В.КОРОТИЧ: Да, конечно. Первый, кто меня вызвал в ЦК КПСС для разговора, был Александр Николаевич. И когда я начал отказываться – а нашел аргумент, я говорю: «Скажите, а когда вас секретарем ЦК назначали, вы хоть с женой посоветовались?» Он не задумываясь сказал: «Нет!» Короче говоря, это длилось какое-то время, но Яковлев настоял и…

Е.КИСЕЛЕВ: Это был 1986-й год, да?

В.КОРОТИЧ: 86-й год. Я – это была его креатура. И единственное, что я попросил его… Он говорит: «Ну, если нужна будет какая-то помощь…» Я говорю: «Не надо, не мешайте». Вот где-то год не мешали, потом началось.
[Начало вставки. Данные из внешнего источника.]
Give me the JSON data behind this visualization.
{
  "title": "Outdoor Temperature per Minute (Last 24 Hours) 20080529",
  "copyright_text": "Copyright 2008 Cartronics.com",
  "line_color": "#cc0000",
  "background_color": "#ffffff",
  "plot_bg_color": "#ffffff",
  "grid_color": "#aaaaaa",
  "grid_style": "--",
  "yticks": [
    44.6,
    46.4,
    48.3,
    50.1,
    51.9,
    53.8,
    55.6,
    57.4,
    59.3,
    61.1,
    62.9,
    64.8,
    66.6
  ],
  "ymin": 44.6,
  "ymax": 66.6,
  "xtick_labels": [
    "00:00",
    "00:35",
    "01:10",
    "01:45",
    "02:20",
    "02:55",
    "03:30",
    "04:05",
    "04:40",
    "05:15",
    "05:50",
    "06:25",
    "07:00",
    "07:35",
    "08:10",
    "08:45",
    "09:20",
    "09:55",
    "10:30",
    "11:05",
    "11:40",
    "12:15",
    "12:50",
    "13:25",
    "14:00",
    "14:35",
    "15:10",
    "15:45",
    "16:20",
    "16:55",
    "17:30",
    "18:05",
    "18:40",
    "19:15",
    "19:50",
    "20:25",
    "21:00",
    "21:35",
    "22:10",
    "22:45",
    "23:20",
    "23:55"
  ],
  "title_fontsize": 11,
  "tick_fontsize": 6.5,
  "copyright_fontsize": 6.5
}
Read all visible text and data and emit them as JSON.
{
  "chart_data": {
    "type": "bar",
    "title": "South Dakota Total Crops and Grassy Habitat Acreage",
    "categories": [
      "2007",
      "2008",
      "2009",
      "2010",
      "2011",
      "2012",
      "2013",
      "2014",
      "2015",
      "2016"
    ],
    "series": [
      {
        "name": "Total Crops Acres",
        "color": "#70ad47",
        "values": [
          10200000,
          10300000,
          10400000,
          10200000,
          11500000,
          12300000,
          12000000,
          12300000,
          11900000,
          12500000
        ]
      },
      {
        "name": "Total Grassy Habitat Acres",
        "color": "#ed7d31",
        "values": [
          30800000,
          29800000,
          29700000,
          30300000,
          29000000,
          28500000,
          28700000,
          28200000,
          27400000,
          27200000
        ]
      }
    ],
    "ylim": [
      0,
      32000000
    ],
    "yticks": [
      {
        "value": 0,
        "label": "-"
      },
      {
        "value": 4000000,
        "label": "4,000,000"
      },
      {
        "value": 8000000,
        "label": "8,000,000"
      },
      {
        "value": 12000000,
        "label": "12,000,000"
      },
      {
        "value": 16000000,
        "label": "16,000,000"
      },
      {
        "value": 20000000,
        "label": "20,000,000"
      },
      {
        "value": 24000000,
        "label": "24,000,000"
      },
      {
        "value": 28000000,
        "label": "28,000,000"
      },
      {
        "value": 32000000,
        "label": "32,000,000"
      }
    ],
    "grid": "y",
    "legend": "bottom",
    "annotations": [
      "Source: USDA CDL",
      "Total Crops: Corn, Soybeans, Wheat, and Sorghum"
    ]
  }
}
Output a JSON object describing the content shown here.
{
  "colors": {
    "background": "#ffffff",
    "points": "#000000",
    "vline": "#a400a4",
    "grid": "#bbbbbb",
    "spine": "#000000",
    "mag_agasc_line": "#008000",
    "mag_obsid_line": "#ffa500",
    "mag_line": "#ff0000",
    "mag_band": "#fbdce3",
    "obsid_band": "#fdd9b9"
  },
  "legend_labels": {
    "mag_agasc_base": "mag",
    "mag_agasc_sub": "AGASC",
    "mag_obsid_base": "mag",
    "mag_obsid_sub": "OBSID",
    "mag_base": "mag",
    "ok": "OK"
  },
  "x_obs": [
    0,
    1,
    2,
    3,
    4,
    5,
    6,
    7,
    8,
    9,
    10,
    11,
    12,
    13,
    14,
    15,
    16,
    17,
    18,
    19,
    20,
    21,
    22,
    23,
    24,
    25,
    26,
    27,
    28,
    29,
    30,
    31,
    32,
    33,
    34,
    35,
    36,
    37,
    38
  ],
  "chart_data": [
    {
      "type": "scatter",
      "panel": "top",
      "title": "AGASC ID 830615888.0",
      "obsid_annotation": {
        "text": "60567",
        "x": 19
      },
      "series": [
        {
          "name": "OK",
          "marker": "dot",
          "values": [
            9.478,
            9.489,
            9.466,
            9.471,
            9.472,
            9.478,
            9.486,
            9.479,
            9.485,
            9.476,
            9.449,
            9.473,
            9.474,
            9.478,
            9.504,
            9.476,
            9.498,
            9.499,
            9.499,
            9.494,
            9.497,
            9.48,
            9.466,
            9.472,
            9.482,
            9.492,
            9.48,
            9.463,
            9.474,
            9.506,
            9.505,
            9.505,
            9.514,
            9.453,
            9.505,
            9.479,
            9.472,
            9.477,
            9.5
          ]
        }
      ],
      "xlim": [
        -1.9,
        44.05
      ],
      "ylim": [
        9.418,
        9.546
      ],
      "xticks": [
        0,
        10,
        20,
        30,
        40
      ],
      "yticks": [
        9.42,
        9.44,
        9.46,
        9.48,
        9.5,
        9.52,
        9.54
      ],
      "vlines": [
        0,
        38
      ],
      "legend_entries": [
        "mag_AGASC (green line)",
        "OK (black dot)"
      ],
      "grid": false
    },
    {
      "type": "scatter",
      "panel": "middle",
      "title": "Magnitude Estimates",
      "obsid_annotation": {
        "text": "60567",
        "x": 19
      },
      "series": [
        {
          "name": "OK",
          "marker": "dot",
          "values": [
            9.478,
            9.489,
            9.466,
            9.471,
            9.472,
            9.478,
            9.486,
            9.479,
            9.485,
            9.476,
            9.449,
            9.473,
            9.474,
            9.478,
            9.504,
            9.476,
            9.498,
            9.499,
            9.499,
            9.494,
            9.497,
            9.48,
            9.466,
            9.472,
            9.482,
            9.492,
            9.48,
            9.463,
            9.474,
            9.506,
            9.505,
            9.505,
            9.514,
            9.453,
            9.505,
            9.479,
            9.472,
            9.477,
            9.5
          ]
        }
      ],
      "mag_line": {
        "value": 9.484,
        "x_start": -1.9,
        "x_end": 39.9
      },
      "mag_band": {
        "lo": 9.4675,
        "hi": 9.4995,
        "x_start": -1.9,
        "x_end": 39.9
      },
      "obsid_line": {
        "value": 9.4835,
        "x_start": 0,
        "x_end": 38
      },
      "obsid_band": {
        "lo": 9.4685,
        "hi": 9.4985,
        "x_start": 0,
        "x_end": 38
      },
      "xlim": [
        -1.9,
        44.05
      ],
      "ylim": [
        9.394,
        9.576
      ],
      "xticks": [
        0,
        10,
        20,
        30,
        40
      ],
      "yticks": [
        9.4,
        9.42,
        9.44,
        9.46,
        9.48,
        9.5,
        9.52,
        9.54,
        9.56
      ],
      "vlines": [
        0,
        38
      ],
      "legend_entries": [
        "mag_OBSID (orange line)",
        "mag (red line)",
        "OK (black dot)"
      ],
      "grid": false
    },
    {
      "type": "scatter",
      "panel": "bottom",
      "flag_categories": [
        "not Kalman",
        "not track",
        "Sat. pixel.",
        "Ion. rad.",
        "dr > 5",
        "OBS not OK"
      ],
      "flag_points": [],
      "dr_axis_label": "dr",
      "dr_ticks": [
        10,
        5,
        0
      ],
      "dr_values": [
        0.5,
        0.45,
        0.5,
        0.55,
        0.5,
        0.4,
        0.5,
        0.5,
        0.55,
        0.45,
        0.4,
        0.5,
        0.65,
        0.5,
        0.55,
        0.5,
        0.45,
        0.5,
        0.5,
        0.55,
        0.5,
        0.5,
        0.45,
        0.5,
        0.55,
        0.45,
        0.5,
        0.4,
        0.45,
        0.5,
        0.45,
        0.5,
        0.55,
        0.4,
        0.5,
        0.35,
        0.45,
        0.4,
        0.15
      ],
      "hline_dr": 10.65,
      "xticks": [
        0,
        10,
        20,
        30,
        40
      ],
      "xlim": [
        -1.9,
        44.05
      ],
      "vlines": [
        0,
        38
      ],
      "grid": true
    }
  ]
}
Е.КИСЕЛЕВ: А потом сам, лично мешал?

В.КОРОТИЧ: Нет, он не мешал. Понимаете, Яковлев был особенным человеком. Я не могу сказать, что он активно, ну, помогал – он действительно не мешал. Если бы я во что-то влип, где-то бы он меня вытащил, а где-то нет. Но он помогал особенным образом: иногда он звонил и говорил: «Вот сейчас Горбачева в Москве нет, и я уезжаю на десять дней. Чтоб две недели вас нигде не было, потому что остался Лигачев, он вас уволит, и никто вас не спасет». Я на две недели уходил в подполье. Т.е. такие вещи он делал. Но иногда… иногда он одергивал. Скажем, когда Нина Андреева выступила с известным своим письмом, мы подготовили круглый стол – он сказал: «Отвечать надо с уровня Политбюро, закройте свою лавочку и ждите, пока ответим мы». Короче говоря, он был, я бы сказал, просто хорошим товарищем. Действительно, старшим товарищем. Не дедом, а именно старшим товарищем. И я его очень любил именно за его открытость и за… в общем, то, что всегда он подставлял себя первым. И если бы уже били меня, то рикошетом попало бы по нему тоже. Он никогда этого не избегал.

Е.КИСЕЛЕВ: Ну а Вы, Юрий Алексеевич, как Вы познакомились и когда, с Александром Николаевичем?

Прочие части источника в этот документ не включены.